Project Summary/Abstract There is no validated assay to reliably detect the early onset of the Lyme disease infection at the time when antibiotic therapy has the best chance of a cure without sequelae. Diagnosis is often difficult because most symptoms are often nebulous, with the telltale “bulls-eye” rash only appearing and clearly recognizable in approximately half of cases. The standard types of infectious diagnostic tests – both culture and serology – require >3 weeks for a positive result after the onset of infection with Lyme disease and serology only indicates exposure but not active infection. This introduces a significant delay in treatment.

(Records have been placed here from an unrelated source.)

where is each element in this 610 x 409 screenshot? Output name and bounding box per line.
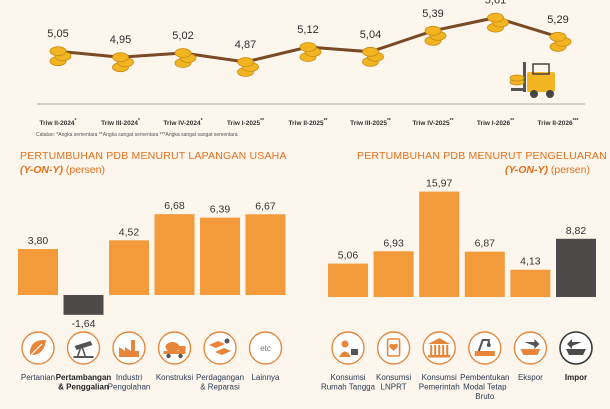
bar	[464, 251, 505, 297]
category-label: Lainnya	[251, 373, 280, 382]
leaf-icon	[21, 331, 55, 365]
category-label: Pertanian	[21, 373, 55, 382]
x-tick-label: Triw II-2025**	[289, 118, 328, 127]
quarterly-growth-line-chart: 5,05 Triw II-2024* 4,95 Triw III-2024* 5,02 T…	[36, 0, 585, 138]
bar	[510, 269, 551, 297]
x-tick-label: Triw II-2026***	[538, 118, 579, 127]
export-ship-icon	[513, 331, 548, 365]
bar	[328, 263, 368, 297]
bar-value-label: -1,64	[72, 318, 96, 330]
category-label: Industri Pengolahan	[108, 373, 151, 392]
sector-growth-bar-chart: 3,80 Pertanian -1,64 Pertambangan & Penggali…	[18, 200, 286, 392]
bar	[63, 295, 104, 315]
bar	[373, 251, 414, 297]
etc-text: etc	[260, 344, 271, 353]
left-chart-title: PERTUMBUHAN PDB MENURUT LAPANGAN USAHA	[20, 150, 287, 162]
data-label: 5,04	[360, 29, 381, 41]
x-tick-label: Triw I-2025**	[227, 118, 264, 127]
category-label: Pembentukan Modal Tetap Bruto	[460, 373, 509, 401]
bar-value-label: 4,52	[119, 226, 140, 238]
oil-pump-icon	[66, 331, 101, 365]
x-tick-label: Triw III-2024*	[101, 118, 140, 127]
right-chart-title: PERTUMBUHAN PDB MENURUT PENGELUARAN	[357, 150, 607, 162]
bar-value-label: 5,06	[338, 250, 359, 262]
data-label: 5,29	[547, 14, 568, 26]
bar	[245, 214, 286, 295]
x-tick-label: Triw IV-2024*	[163, 118, 202, 127]
category-label: Konstruksi	[156, 373, 194, 382]
bar-value-label: 15,97	[426, 178, 452, 190]
bar-value-label: 6,39	[210, 204, 231, 216]
government-building-icon	[422, 331, 456, 365]
right-chart-subtitle: (Y-ON-Y) (persen)	[505, 164, 590, 176]
coin-stack-marker	[549, 31, 572, 52]
coin-stack-marker	[487, 12, 509, 33]
category-label: Ekspor	[518, 373, 543, 382]
import-ship-icon	[559, 331, 593, 365]
coin-stack-marker	[49, 46, 72, 67]
coin-stack-marker	[424, 25, 447, 46]
expenditure-growth-bar-chart: 5,06 Konsumsi Rumah Tangga 6,93 Konsumsi LNPR…	[321, 178, 596, 401]
coin-stack-marker	[362, 46, 384, 67]
category-label: Konsumsi LNPRT	[376, 373, 411, 392]
forklift-icon	[509, 62, 555, 98]
bar	[200, 217, 240, 295]
data-label: 5,05	[47, 28, 68, 40]
data-label: 5,61	[485, 0, 506, 7]
data-label: 5,12	[297, 24, 318, 36]
trade-hands-icon	[203, 331, 237, 365]
category-label: Impor	[565, 373, 587, 382]
category-label: Konsumsi Pemerintah	[419, 373, 460, 392]
category-label: Perdagangan & Reparasi	[196, 373, 244, 392]
coin-stack-marker	[237, 57, 259, 77]
left-subtitle-yoy: (Y-ON-Y)	[20, 164, 63, 176]
factory-icon	[112, 331, 146, 365]
data-label: 5,39	[422, 8, 443, 20]
x-tick-label: Triw I-2026**	[477, 118, 514, 127]
data-label: 4,87	[235, 39, 256, 51]
bar	[18, 249, 58, 295]
etc-icon: etc	[248, 331, 283, 365]
data-label: 4,95	[110, 34, 131, 46]
capital-machinery-icon	[468, 331, 502, 365]
x-tick-label: Triw II-2024*	[40, 118, 77, 127]
nonprofit-icon	[376, 331, 411, 365]
category-label: Konsumsi Rumah Tangga	[321, 373, 376, 392]
category-label: Pertambangan & Penggalian	[56, 373, 112, 392]
left-chart-subtitle: (Y-ON-Y) (persen)	[20, 164, 105, 176]
bar-value-label: 6,87	[475, 238, 496, 250]
bar-value-label: 6,68	[164, 200, 185, 212]
right-subtitle-yoy: (Y-ON-Y)	[505, 164, 548, 176]
x-tick-label: Triw III-2025**	[350, 118, 391, 127]
bar-value-label: 4,13	[520, 256, 541, 268]
bar	[556, 238, 596, 297]
data-label: 5,02	[172, 30, 193, 42]
footnote: Catatan: *Angka sementara **Angka sangat…	[36, 132, 238, 138]
x-tick-label: Triw IV-2025**	[412, 118, 453, 127]
bar-value-label: 6,93	[383, 237, 404, 249]
coin-stack-marker	[299, 42, 322, 62]
coin-stack-marker	[112, 52, 134, 73]
bar	[154, 214, 195, 295]
right-subtitle-unit: (persen)	[547, 164, 590, 176]
bar	[419, 191, 460, 297]
bar-value-label: 3,80	[28, 235, 49, 247]
left-subtitle-unit: (persen)	[62, 164, 105, 176]
bar-value-label: 6,67	[255, 200, 276, 212]
coin-stack-marker	[174, 48, 197, 68]
bar-value-label: 8,82	[566, 225, 587, 237]
household-icon	[331, 331, 365, 365]
bar	[109, 240, 149, 295]
mixer-truck-icon	[157, 331, 192, 365]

While PCR for B. burgdorferi DNA in the blood has potential for a rapid, accurate result, past tests have not had sufficient sensitivity because of too few bacteria and low copy numbers of DNA in the blood. We have developed an approach that “enlarges the targetability”, by 160,000 fold, thereby increasing the sensitivity of PCR test for B. burgdorferi. Our data show we are successfully accomplishing this by: using a larger amount of blood to start (10 fold); then selectively multiplying the target by using Borrelia-directed primers prior to PCR (2000 fold); and then probing the product for the B. burgdorferi on a multi-loci PCR platform (8 fold). To assure reliability and acceptance of a new test based on this approach, we formally consulted with the FDA from the beginning. We obtained a Qsub (pre-IDE) approval with guidance as to what we need for a cleared test. During this proposal we will continue to test blood samples (from eventually confirmed Lyme cases and control subjects) with our PCR-based assay at the time the patient presents to the doctor in order to prove the assay can detect the B. burgdorferi infection, earlier and with greater sensitivity, than the FDA benchmark of two-tiered serology taken at the same time. If successful, at the number agreed on with the FDA, this Phase II should result in a test that has FDA clearance. Our goal is deliver a functional and affordable diagnostic assay for Early Onset Lyme Disease that has superior sensitivity and specificity compared to two-tiered serology. The test will permit immediate diagnosis well before seroconversion or cultures become positive so treatment can be started right away.

项目摘要/摘要 没有经过验证的测定可靠地检测到当时莱姆病的早期发作 当抗生素疗法具有无后遗症治愈的最佳机会时。诊断通常很困难 因为大多数符号通常都是模糊的，所以出现的“牛眼”皮疹只会出现，并且 在大约一半的情况下，显然可以识别。 传染性诊断测试的标准类型（无论是培养还是血清学）需要> 3周 莱姆病和血清学感染发作后的积极结果仅表明暴露，但 没有主动感染。这引入了严重的治疗延迟。而B. burgdorferi的PCR 血液中的DNA具有快速，准确的结果的潜力，过去的测试还没有足够 敏感性是因为细菌太少和血液中DNA的低拷贝数。我们有 开发了一种“扩大目标性”的方法，提高了160,000倍，从而增加了 PCR测试对B. burgdorferi的敏感性。我们的数据显示，我们正在成功完成此操作： 使用更多的血液开始（10倍）；然后通过使用 PCR之前的伯氏指导引物（2000倍）；然后探测B. burgdorferi的产品 在多层PCR平台上（8倍）。 为了确保基于这种方法的新测试的可靠性和接受，我们正式咨询了 FDA从一开始。我们获得了有关我们什么的QSUB（IDE）批准 需要清除测试。在此提案中，我们将继续测试血液样本（最终 确认的莱姆病病例和对照受试者）在患者时使用我们的基于PCR的测定法 为了证明该测定法可以检测到B. burgdorferi感染，并且 比同时获得两层血清学的FDA基准的灵敏度更高。如果 成功，按照与FDA达成的数字，该阶段II应该导致具有FDA的测试 清除。 我们的目标是为早期发作莱姆病提供功能和负担得起的诊断测定法 与两层血清学相比，具有较高的灵敏度和特异性。测试将允许 在血清转化或培养物变为阳性之前，可以立即进行诊断，因此可以治疗 立即开始。